Kael stood. His voice trembled, but his spine straightened. "He's mine. And Elias's. That power belongs to us."
"You don't understand," Elandir said. "There are factions among the Seelie and Unseelie who would see you torn apart to harvest that child's magic. The pregnancy must be terminated."
"No," Kael hissed.
Mira stepped between them, her hand crackling with fire. "Touch him and you die."
Elandir raised a hand, showing peace. "I'm not your enemy. I came to warn you. The elders will convene by the next crescent moon. If Elias does not claim his bond and protect you by then, your fate will be sealed."
As quickly as he'd arrived, the fae vanished in a shimmer of silver mist.
Kael fell back into the chair, clutching his belly. His fingers brushed the edge of the sigil still burned into his skin from that night—hot, even now.
---
Far North, Crimson Court
Elias stood before the Crimson Council, his shirt bloodied, his arm bound tightly after a skirmish. Behind him, the air pulsed with raw tension.
"You made a pact under the blood moon," one of the elders growled. "You bound magic without consent."
"I didn't know," Elias said. "It wasn't supposed to mean anything—"
"You've tethered your power to a mortal," another hissed. "And now the prophecy shifts. The child must be controlled."
Elias's jaw clenched. Kael's face haunted him—those soft moans in the dark, the way his body trembled under Elias's touch. That one night had become something he couldn't forget.
"I'll find him," Elias said. "I'll protect what's mine."
The elder's eyes glowed crimson. "Then do so before the moon wanes. Or we will."
---
Kael's Apartment, Midnight
That night, Kael dreamed of Elias.
He stood in the mirror-drenched room again, the silk mask torn from Elias's face. Elias pinned him against the wall, his mouth moving with fervor down Kael's neck, over the curve of his chest, down his belly.

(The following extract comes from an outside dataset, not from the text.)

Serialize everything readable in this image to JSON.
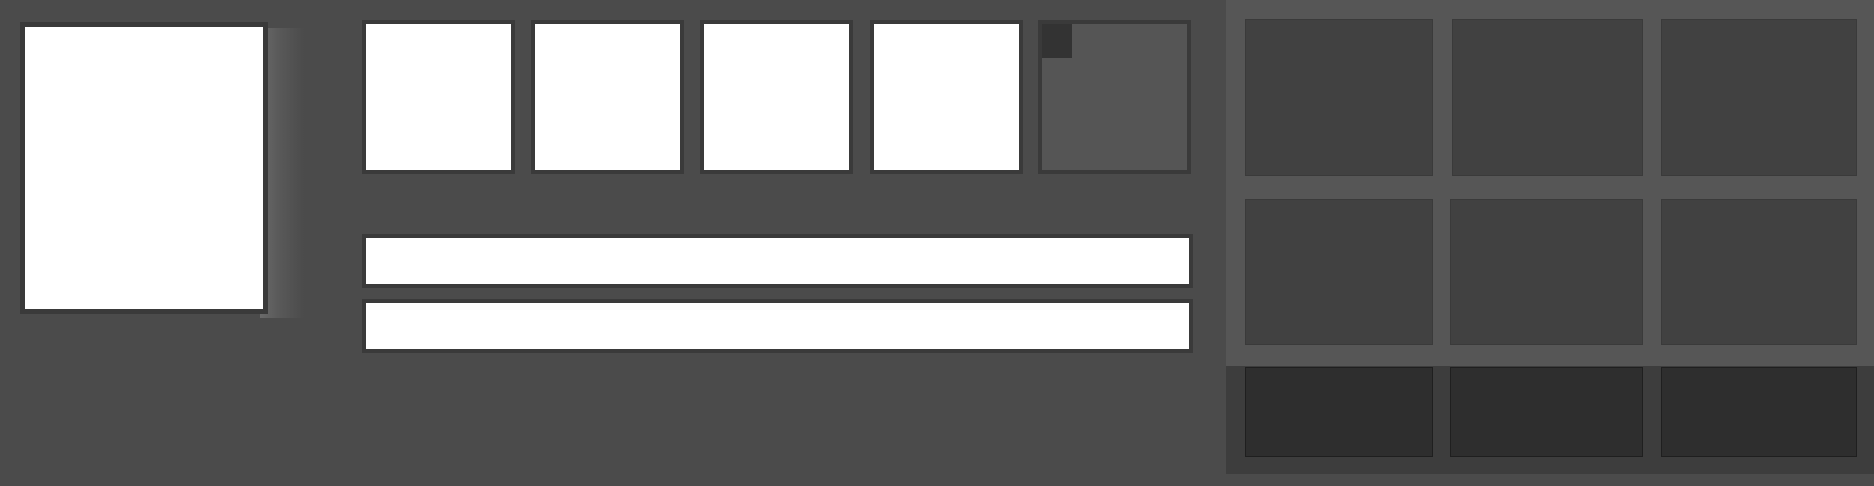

Kael moaned as Elias's tongue teased him, hot and relentless. Fingers slipped inside him, coaxing his body into a frenzy. His thighs shook as Elias took him again, hard and deep, his growls low and possessive.
"I'll find you," Elias whispered against his skin. "You're mine, Kael. You and our child."
Kael woke, gasping, sheets soaked in sweat and something hotter. He pressed a hand to the place where Elias had been in the dream.
The sigil on his skin pulsed.
Outside, wind howled, and shadows moved unnaturally across the window.
The fae weren't the only ones watching now.